Who’s decision is it to play an injured athlete in the highest level of athletics, in the biggest moment? Medical Staff? Coach? President of Team? Or, the player himself? These are relevant questions. These are questions we may never know the answer to. But, on the notion that he had only had one basketball practice prior to playing in game 5 of the NBA Finals, there is no way that he had progressively trained his injured calf to the readiness it would require to play elite level basketball. We don’t even know if he was recovered, let alone progressively trained back up to elite athletic levels. But, again, with one practice, there is no way he could have been medically cleared to play (in my opinion).

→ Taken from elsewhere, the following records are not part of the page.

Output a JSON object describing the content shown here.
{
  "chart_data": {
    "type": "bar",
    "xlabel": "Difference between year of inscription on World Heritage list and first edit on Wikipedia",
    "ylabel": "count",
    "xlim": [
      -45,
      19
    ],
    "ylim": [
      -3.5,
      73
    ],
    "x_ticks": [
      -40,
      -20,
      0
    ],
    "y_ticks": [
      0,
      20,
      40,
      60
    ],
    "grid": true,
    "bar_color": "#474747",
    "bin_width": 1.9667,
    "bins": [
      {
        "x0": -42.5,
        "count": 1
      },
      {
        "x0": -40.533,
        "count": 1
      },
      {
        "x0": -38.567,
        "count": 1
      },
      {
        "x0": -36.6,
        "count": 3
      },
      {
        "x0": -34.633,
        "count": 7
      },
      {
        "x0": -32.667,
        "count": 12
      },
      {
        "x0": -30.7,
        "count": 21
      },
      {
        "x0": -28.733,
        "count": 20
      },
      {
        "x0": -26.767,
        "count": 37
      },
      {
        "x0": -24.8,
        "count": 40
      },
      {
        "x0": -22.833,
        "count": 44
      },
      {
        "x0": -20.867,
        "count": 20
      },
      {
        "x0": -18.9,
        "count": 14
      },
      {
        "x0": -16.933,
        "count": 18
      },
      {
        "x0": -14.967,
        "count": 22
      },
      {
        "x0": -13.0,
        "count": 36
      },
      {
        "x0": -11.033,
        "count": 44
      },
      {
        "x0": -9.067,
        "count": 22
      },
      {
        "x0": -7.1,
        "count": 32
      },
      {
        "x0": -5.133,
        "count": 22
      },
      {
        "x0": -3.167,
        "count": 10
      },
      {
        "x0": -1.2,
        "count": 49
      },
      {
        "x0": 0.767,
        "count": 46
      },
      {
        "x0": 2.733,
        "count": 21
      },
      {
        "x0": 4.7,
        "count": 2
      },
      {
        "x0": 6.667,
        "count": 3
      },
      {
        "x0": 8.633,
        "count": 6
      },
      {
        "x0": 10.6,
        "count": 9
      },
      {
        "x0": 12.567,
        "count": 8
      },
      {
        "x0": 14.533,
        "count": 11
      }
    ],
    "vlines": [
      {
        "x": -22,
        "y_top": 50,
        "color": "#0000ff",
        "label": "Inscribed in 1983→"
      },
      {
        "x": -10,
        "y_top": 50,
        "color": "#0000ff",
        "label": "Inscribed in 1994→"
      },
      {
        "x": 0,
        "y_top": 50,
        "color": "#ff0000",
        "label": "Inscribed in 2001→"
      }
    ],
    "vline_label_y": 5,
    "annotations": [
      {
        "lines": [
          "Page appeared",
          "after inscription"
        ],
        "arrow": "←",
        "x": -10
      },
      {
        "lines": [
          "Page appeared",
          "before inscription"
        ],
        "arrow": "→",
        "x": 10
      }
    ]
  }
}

But, he played. And, he played a lot. Instead of short bursts of playing time, followed by rest, he played until he tore (likely) his Achilles tendon (where the injured calf muscle attaches to the heel bone). Depending on the severity, this is a basketball player’s worst nightmare – a potentially career ending injury – an injury that requires potentially months, if not a full year, to rehabilitate.

And, this, coming just days from him becoming a free agent, on the verge of signing a four year, $150 million dollar contract with any team that wants him. And who wouldn’t want him? He’s the best player in the world. Now what is he? So, now he enters rehabilitation mode again. Surgery, rest, rehab, including treatment and training for months. Then comes playing basketball and getting back to an elite athletic level. This is ‘Load Management’. The Raptors’ medical staff have orchestrated it to perfection with Kawhi Leonard. With the information I have (minimal), it’s easy to say the Warriors failed. Who wins the championship is still a question to be answered, but who won the ‘load management’ game? Kawhi Leonard and the Toronto Raptors.